給食費免除はマイナンバーカード取得世帯に限定 国会で賛否

岡山県備前市は、新年度から小中学校の給食費などを免除する対象を、マイナンバーカードを取得した世帯に限定する方針ですが、小中学生の学校がない日の昼食代の補助などについても、対象をカードの取得世帯に限る方針を決めました。

これは2月14日、備前市の吉村武司市長が、新年度・令和5年度の当初予算案の説明の中で明らかにしました。

備前市は子育て世帯を支援しようと、今年度から市内の小中学校の給食費や、子ども園や保育園の保育料などを一律で免除していますが、新年度は免除の対象を、家族全員がカードを取得した世帯に限る方針です。

これに加えて、土・日や夏休みなど学校がない日の昼食代として、小中学生1人につき1日300円程度を補助したり、生後6か月から3歳までの子どもを家庭で保育する世帯に対し、1人につき月額3万円を支給したりする、新年度からの新たな子育て支援事業についても、対象をカードの取得世帯に限定する方針を決めました。

吉村市長は「給食費は本来、徴収するのが全国的にもスタンダードになっているので、一律免除の制度をいったん元に戻し、マイナンバーカード取得のインセンティブにしたい。
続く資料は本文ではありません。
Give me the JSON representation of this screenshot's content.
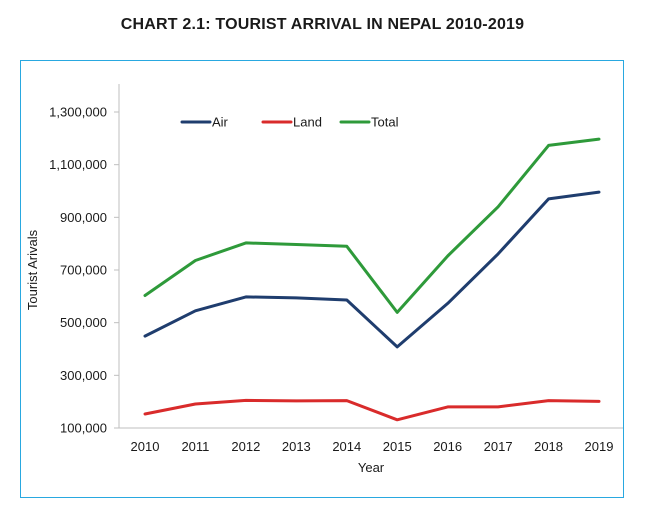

国が進めるデジタル構想を実現するには、カードの普及が欠かせない」と方針の理由を説明しました。
備前市は、関連する条例案や予算案を、2月20日から始まる2月定例市議会に提出することにしています。

立民 備前市の方針を批判

こうした備前市の方針について、国会で議論が交わされました。

立憲民主党は、衆議院本会議で「カードを取得していないことを理由に、行政サービスで不利益をこうむるのは、取得の強制にもつながり、制度の趣旨に反している」と備前市の方針を批判し、政府の見解をただしました。

河野デジタル相 “取得者にメリット提供考えうる”

これに対して、河野デジタル大臣は、一般論としたうえで「マイナンバーカードの普及を推進し、活用してもらうことで、行政サービスの効率化や住民サービスの向上につながることが期待される。自治体で、マイナンバーカードを取得した人にメリットを提供することは考えうる」と述べました。

松本総務相 “サービス停止を要請したことない”

一方、松本総務大臣は「各自治体で、住民の意見や議会での議論などを踏まえて判断いただきたい。カードを取得していない人に対して特定のサービスを停止するよう自治体に要請したことはない」と述べました。